After working the image to give it the appearance of an impressionist oil painting, he had to send the file of to be printed as a 24-by-36-inch canvas. He then painted a finish over the printed image to give it the varnished look of an old painting, and to increase the sense of brush stroke simulated by the computer program. Bohac added that he was excited because he was in the process of setting up some online tutorial sessions with other KCAL photography buffs, so they can learn how to use the software by watching Bohac use it. The working image will be seen on their own computer screens, and they can type in questions as he demonstrates techniques.
Meanwhile, Bohac said he’d leave the controversy about how “valid” digital artwork is up to the academicians.
“I just do what makes me happy,” Bohac said.
Leah Geiger, a retired teacher who enjoys making bas-relief (slightly three-dimensional) images with torn paper, pen, ink, paint and more, said she was fascinated by the wide range of media and styles displayed by the art. She particularly enjoyed the challenge of portraying a specific barn (on the Steve Day farm, Lower Green Valley Road, Mount Vernon) instead of working completely from imagination.
“When I pick up the paper, the paper speaks to me,” Geiger said. “I don’t normally know what I’m going to do until I discover it.”

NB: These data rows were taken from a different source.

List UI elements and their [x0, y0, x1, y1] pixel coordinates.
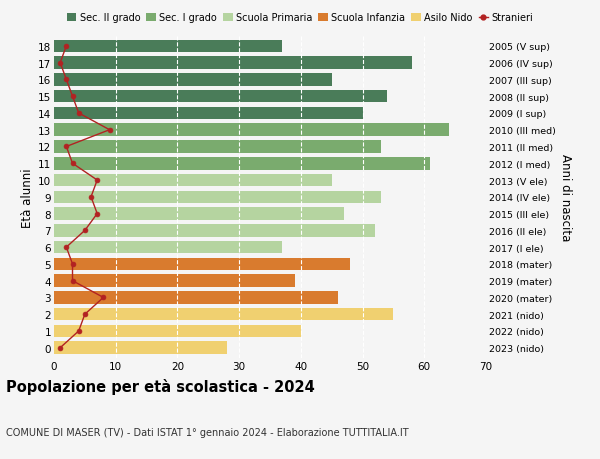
Bar	[54, 325, 301, 337]
Text: COMUNE DI MASER (TV) - Dati ISTAT 1° gennaio 2024 - Elaborazione TUTTITALIA.IT: COMUNE DI MASER (TV) - Dati ISTAT 1° gen…	[6, 427, 409, 437]
Bar	[54, 258, 350, 271]
Bar	[54, 40, 283, 53]
Bar	[54, 141, 381, 153]
Y-axis label: Età alunni: Età alunni	[21, 168, 34, 227]
Bar	[54, 208, 344, 220]
Bar	[54, 341, 227, 354]
Bar	[54, 57, 412, 70]
Bar	[54, 191, 381, 204]
Bar	[54, 124, 449, 137]
Bar	[54, 275, 295, 287]
Bar	[54, 291, 338, 304]
Bar	[54, 174, 332, 187]
Y-axis label: Anni di nascita: Anni di nascita	[559, 154, 572, 241]
Bar	[54, 91, 387, 103]
Bar	[54, 224, 375, 237]
Legend: Sec. II grado, Sec. I grado, Scuola Primaria, Scuola Infanzia, Asilo Nido, Stran: Sec. II grado, Sec. I grado, Scuola Prim…	[67, 13, 533, 23]
Bar	[54, 107, 362, 120]
Bar	[54, 74, 332, 86]
Bar	[54, 308, 394, 321]
Bar	[54, 157, 430, 170]
Text: Popolazione per età scolastica - 2024: Popolazione per età scolastica - 2024	[6, 379, 315, 395]
Bar	[54, 241, 283, 254]
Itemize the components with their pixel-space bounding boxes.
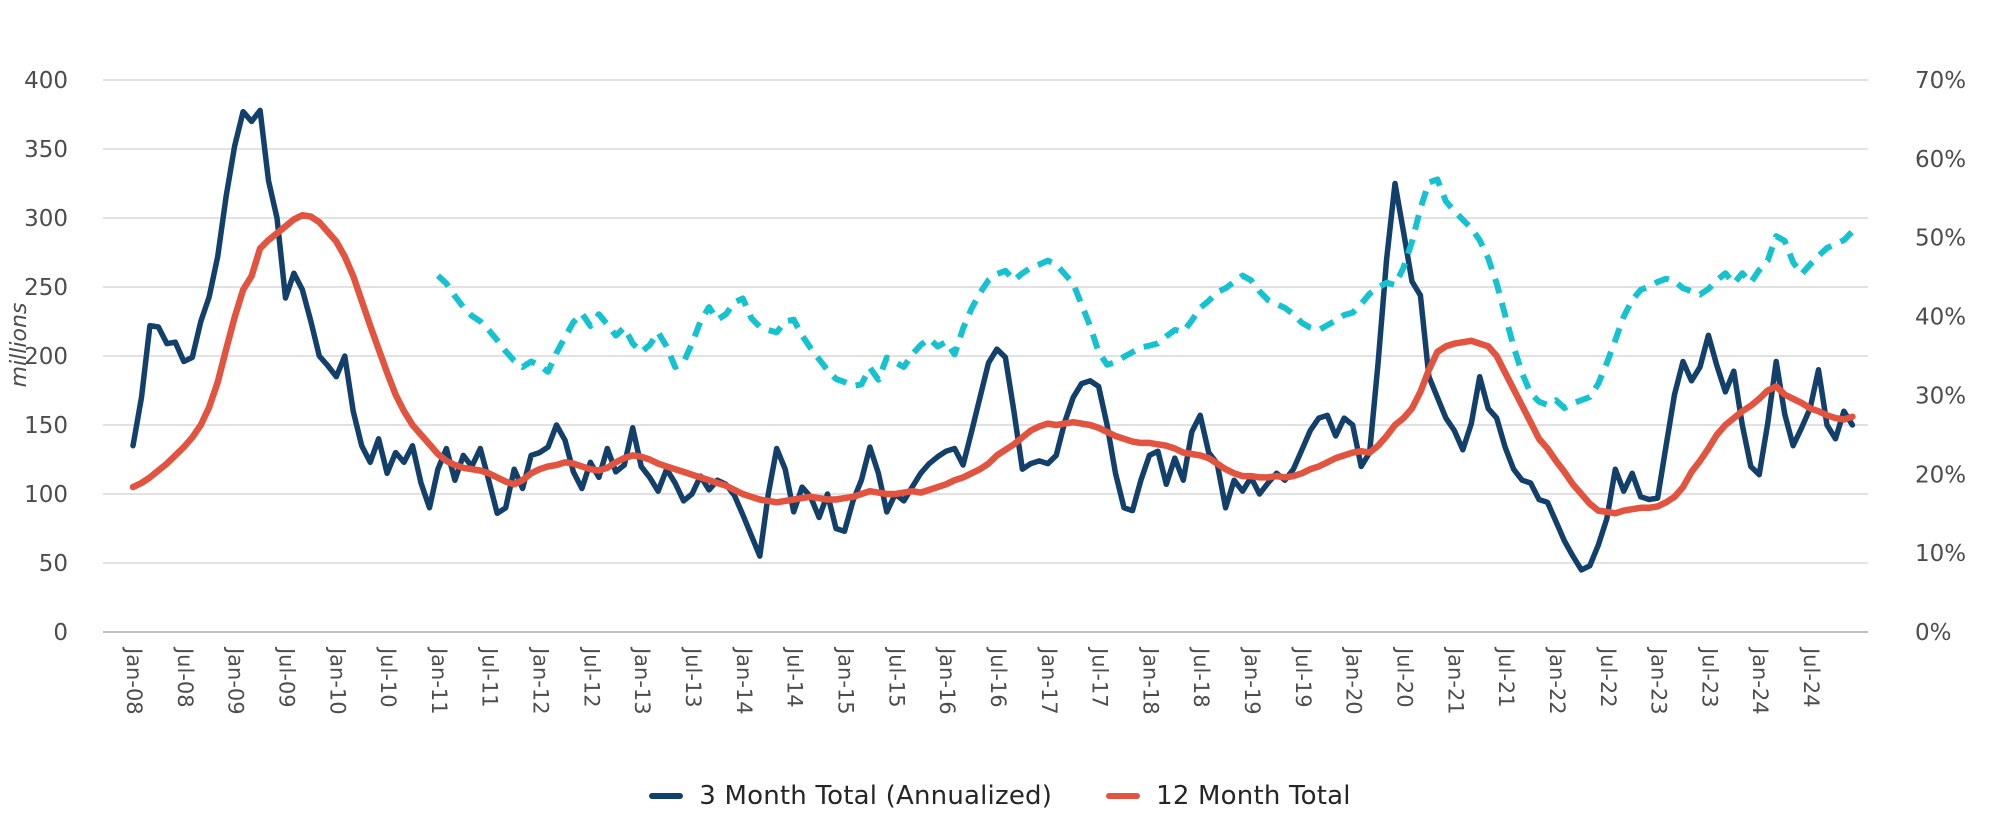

Painting in a manner that finds common ground between the Knox County countryside and the old Russian landscapes of early Kandinsky paintings, Wes Shorter created a distinctive vision of the Aberegg barn on Old Mansfield Road.
“The style I work from is very deliberate,” Shorter said. “It verges on the abstract.
The bicentennial barn tour will take place Saturday from 10 a.m. to 6 p.m. Maps of the route and lists of the farms are available at Sips Coffee House, 101 S. Main St. A detailed brochure, including historical notes by barn consultant Pam Gray, is available by going to the Web site of the Knox County Convention and Visitors Bureau, www.visitknoxohio.org, and clicking on the link for the Barns-R-Noble tour. The brochure can be downloaded and printed.
KCRF president Pat Surbella said that they’re encouraging people to carpool to the tour, to save on fuel. She also suggested that groups such as bus tours, Scout groups and senior citizens’ groups would find the tour ideal. Special events will be set up at many of the barn sites, ranging from food buffets to tractor tours to historical displays.
Promotional items and memorabilia will be available at some of the barn locations for those who are interested, including note cards of the painted images, decorated coal shovels and the popular “Looking Up” poster, which features architectural details from downtown Mount Vernon. Anne Deister’s bicentennial cookbook will also be for sale at the sales locations, which are the Nyhart, Robinson, Day and Windy Hill farms. A tour-end reception will also take place at Windy Hill from 6:30 to 8 p.m. on Saturday.
Orders for custom-made prints can be taken and paid for at any barn along the tour, and picked up at Sips the following week. Tickets for a raffle prize including several promotional goods are being sold and will be drawn during the Dan Emmett Music & Arts Festival on the main stage on the square on Saturday, Aug. 9.
There is no cost to go on the driving tour itself.
“It’s our gift to the community,” Williams said.